Wie onrecht zaait, zal onheil oogsten; De vrucht van zijn arbeid gaat te niet.
9 He that hath a bountiful eye shall be blessed, for he giveth of his bread to the poor.
Een vriendelijk mens wordt gezegend, Want hij deelt met den arme zijn brood.
10 Cast out the scorner, and contention will depart, and strife and ignominy shall cease.
Jaag den spotter weg, en het twisten houdt op, Er komt een eind aan vechten en schimpen.
11 He that loveth pureness of heart, upon whose lips is grace, the king is his friend.
De zuivere van harte wordt door Jahweh bemind, De vleier is de vriend van den koning.
12 The eyes of Jehovah preserve knowledge; but he overthroweth the words of the unfaithful.
De ogen van Jahweh houden vol kennis de wacht; Hij verijdelt de woorden van den zondaar.
13 The sluggard saith, There is a lion without, I shall be killed in the streets!
De luiaard zegt: Buiten loopt een leeuw, Midden op straat word ik nog verscheurd!
14 The mouth of strange women is a deep ditch: he with whom Jehovah is displeased shall fall therein.
Een diepe kuil is de mond van vreemde vrouwen; Op wien Jahweh vertoornd is, die valt erin.
15 Folly is bound in the heart of a child; the rod of correction shall drive it far from him.
Al zit de dwaasheid in het hart van een kind geworteld, De tuchtroede haalt ze er uit!
16 He that oppresseth the poor, it is to enrich him; he that giveth to the rich, [bringeth] only to want.
Wie een arme verdrukt, brengt hem voordeel; Wie aan een rijkaard iets geeft, veroorzaakt gebrek
17 Incline thine ear, and hear the words of the wise, and apply thy heart unto my knowledge.
Woorden van wijzen Neig uw oor en luister naar mijn woorden; Zet uw aandacht erop, om ze te leren kennen.
18 For it is a pleasant thing if thou keep them within thee: they shall be together fitted on thy lips.
Het is goed, als ge ze ter harte neemt, En ze allen bestendig op uw lippen hebt.
19 That thy confidence may be in Jehovah, I have made [them] known to thee this day, even to thee.
Opdat ge in Jahweh uw vertrouwen moogt stellen, Maak ik ze heden bekend, ook aan u!
20 Have not I written to thee excellent things, in counsels and knowledge,
Een dertigtal heb ik er voor u opgeschreven: Ze bevatten goede raad en ervaring;
21 that I might make thee know the certainty of the words of truth; that thou mightest carry back words of truth to them that send thee?
Ze leren u de waarheid en betrouwbare woorden, Zodat ge een goed antwoord kunt geven aan hen die u ondervragen
22 Rob not the poor, because he is poor, neither oppress the afflicted in the gate;
Buit een arme niet uit, omdat hij arm is, Trap in de poort niet op den kleinen man;
23 for Jehovah will plead their cause, and despoil the soul of those that despoil them.
Want Jahweh zal het voor hen opnemen, En die hèn beroven, van het leven beroven.

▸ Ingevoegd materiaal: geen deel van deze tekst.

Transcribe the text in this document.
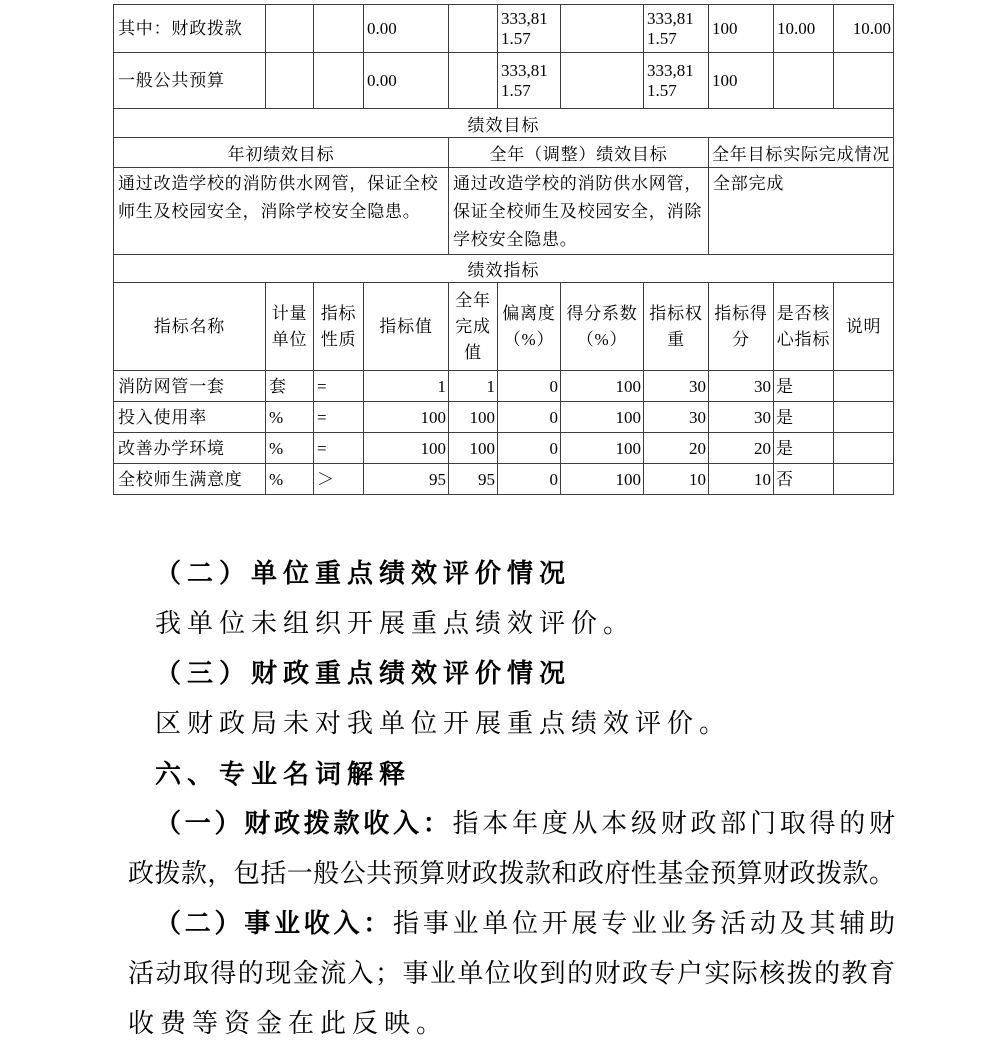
其中：财政拨款			0.00		333,811.57		333,811.57	100	10.00	10.00
一般公共预算			0.00		333,811.57		333,811.57	100		
绩效目标										
年初绩效目标				全年（调整）绩效目标				全年目标实际完成情况		
通过改造学校的消防供水网管，保证全校师生及校园安全，消除学校安全隐患。				通过改造学校的消防供水网管，保证全校师生及校园安全，消除学校安全隐患。				全部完成		
绩效指标										
指标名称	计量单位	指标性质	指标值	全年完成值	偏离度（%）	得分系数（%）	指标权重	指标得分	是否核心指标	说明
消防网管一套	套	=	1	1	0	100	30	30	是	
投入使用率	%	=	100	100	0	100	30	30	是	
改善办学环境	%	=	100	100	0	100	20	20	是	
全校师生满意度	%	＞	95	95	0	100	10	10	否	
（二）单位重点绩效评价情况
我单位未组织开展重点绩效评价。
（三）财政重点绩效评价情况
区财政局未对我单位开展重点绩效评价。
六、专业名词解释
（一）财政拨款收入：指本年度从本级财政部门取得的财
政拨款，包括一般公共预算财政拨款和政府性基金预算财政拨款。
（二）事业收入：指事业单位开展专业业务活动及其辅助
活动取得的现金流入；事业单位收到的财政专户实际核拨的教育
收费等资金在此反映。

24 Make no friendship with an angry man, and go not with a furious man;
Sluit geen vriendschap met een driftkop, Laat u niet in met een heethoofd;
25 lest thou learn his paths, and get a snare to thy soul.
Anders raakt ge vertrouwd met hun wegen, En zet ge een valstrik voor uzelf.
26 Be not of them that strike hands, of them that are sureties for debts:
Behoor niet tot hen, die handslag geven, En borg blijven voor schulden;
27 if thou hast nothing to pay, why should he take away thy bed from under thee?
Als ge niets hebt om te betalen, Haalt men het bed onder u weg.
28 Remove not the ancient landmark which thy fathers have set.
Raak niet aan de eeuwenoude grenzen, Die uw voorvaderen hebben getrokken.
29 Hast thou seen a man diligent in his work? He shall stand before kings; he shall not stand before the mean.
Ziet ge iemand die handig is met zijn werk, Hij komt bij koningen in dienst; Het gewone volk hoeft hij niet te dienen!